PHP: How to remove non-printable characters from strings

PHP FAQ: How do I remove all non-printable characters from a string in PHP?

I don’t know of any built-in PHP functions to remove all non-printable characters from a string, so the solution is to use the preg_replace function with an appropriate regular expression.

Solution: Allow only ASCII characters

For my purposes I don’t have to work with Unicode characters, so one of the best solutions for my purposes is to strip all non-ASCII characters from the input string. That can be done with this preg_replace code:

$result = preg_replace('/[\x00-\x1F\x80-\xFF]/', '', $string);

That code removes any characters in the hex ranges 0-31 and 128-255, leaving only the hex characters 32-127 in the resulting string, which I call $result in this example.

You can see how this works in the interactive PHP shell. In this example I just want to get rid of the characters ‘ and ’, which don’t work well in my current application:

myprompt> php -a
Interactive shell

php > $string = "‘Hello,’ she said.";
php > $result = preg_replace('/[\x00-\x1F\x80-\xFF]/', '', $string);
php > echo $result;
Hello, she said.

As you can see, the characters ‘ and ’ are not in the $result string.

Note: You can read more about hex and octal character sequences on this php.net page.

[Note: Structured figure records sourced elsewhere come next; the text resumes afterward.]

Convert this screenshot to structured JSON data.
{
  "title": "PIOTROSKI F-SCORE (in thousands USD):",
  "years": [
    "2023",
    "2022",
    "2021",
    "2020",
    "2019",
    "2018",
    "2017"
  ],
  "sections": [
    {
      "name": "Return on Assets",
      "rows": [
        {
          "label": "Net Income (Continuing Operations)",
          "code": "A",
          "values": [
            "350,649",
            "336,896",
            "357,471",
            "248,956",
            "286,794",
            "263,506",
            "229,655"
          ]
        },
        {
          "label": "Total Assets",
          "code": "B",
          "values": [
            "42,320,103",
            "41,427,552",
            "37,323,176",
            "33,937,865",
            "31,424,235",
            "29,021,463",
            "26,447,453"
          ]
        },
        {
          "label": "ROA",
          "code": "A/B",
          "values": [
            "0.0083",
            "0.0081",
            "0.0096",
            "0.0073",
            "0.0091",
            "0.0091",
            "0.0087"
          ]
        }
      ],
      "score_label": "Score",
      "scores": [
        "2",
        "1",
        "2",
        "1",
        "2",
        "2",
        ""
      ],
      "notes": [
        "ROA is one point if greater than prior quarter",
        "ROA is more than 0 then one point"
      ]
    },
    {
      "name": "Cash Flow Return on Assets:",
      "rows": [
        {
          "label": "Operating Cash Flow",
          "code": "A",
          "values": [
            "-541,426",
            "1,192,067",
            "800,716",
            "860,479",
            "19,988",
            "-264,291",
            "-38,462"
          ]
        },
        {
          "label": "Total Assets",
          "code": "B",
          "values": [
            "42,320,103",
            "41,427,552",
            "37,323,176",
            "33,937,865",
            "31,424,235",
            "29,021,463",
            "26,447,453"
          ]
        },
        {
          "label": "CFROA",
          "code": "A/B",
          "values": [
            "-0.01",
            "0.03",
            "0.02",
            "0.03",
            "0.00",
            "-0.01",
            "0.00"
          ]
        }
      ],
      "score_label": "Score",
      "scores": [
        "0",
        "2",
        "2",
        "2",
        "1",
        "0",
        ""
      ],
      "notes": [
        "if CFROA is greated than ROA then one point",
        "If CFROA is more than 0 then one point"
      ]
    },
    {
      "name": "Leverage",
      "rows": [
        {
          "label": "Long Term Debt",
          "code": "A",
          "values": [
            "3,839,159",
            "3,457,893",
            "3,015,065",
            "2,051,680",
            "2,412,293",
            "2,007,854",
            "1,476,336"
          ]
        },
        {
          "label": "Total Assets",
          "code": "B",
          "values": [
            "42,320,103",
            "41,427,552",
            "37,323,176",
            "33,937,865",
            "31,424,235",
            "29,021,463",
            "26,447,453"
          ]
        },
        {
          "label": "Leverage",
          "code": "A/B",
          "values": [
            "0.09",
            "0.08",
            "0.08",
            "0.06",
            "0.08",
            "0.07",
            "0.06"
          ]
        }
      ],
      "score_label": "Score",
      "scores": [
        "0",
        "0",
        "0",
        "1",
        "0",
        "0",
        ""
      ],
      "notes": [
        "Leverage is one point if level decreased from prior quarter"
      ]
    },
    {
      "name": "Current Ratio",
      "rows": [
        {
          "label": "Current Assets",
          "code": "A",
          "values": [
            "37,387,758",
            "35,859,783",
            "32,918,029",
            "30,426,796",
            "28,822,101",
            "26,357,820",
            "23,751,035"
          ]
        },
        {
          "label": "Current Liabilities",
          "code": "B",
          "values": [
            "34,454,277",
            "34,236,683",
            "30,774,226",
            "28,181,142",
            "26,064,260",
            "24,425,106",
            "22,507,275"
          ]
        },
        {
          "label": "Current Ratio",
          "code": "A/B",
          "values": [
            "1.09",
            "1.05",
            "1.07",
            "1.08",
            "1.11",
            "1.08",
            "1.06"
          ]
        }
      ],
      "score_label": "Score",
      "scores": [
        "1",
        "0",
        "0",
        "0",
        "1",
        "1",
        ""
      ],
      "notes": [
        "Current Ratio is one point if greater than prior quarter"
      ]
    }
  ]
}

Also note that if you prefer octal characters to hexadecimal characters, this code should work as well:

$result = preg_replace('/[\000-\031\200-\377]/', '', $string);

I just tested that on my example and it worked fine, but I haven’t tested it with other strings. (This page is a good resource for basic octal and hex values.)

Possible solution: Use the 'print' regex

Another possible solution is to use the ‘print’ regular expression shown in this example with preg_replace:

$result = preg_replace('/[[:^print:]]/', "", $string);

Per the PHP regex doc, the [:print:] regex stands for “any printable character,” so for my example I thought it would leave the ‘ and ’ characters in the resulting string, but to my surprise the output looks like this:

php > $string = "‘Hello,’ she said.";
php > $result = preg_replace('/[[:^print:]]/', "", $string);
php > echo $result;
?Hello,? she said.

I don’t know why that regex ends up putting ? characters in the resulting string, so at the moment I’m calling this a “possible solution” rather than a solution. Note that if you just echo out the original string, it prints fine:

php > echo $string;
‘Hello,’ she said.

More solutions (Unicode)

As I mentioned, I don’t currently have to concern myself with Unicode characters, so the original ASCII character solution I showed works fine for me. If you do need to handle Unicode characters, this SO page shows a possible solution.

More PHP regular expressions

Finally, while I’m in the neighborhood, here’s a list of PHP “range” regular expressions from the php.net regex page. As the “range” name implies, these patterns can be used to match ranges of characters in PHP strings:

[:digit:]      Only the digits 0 to 9
[:alnum:]      Any alphanumeric character 0 to 9 OR A to Z or a to z.
[:alpha:]      Any alpha character A to Z or a to z.
[:blank:]      Space and TAB characters only.
[:xdigit:]     .
[:punct:]      Punctuation symbols . , " ' ? ! ; :
[:print:]      Any printable character.
[:space:]      Any space characters.
[:graph:]      .
[:upper:]      Any alpha character A to Z.
[:lower:]      Any alpha character a to z.
[:cntrl:]      .

As shown in my earlier example, you actually need to use two brackets with these regex patterns when using preg_replace:

$result = preg_replace('/[[:^print:]]/', "", $string);

Summary

In summary, if you wanted to see how to remove non-printable characters from strings in PHP, I hope these examples are helpful.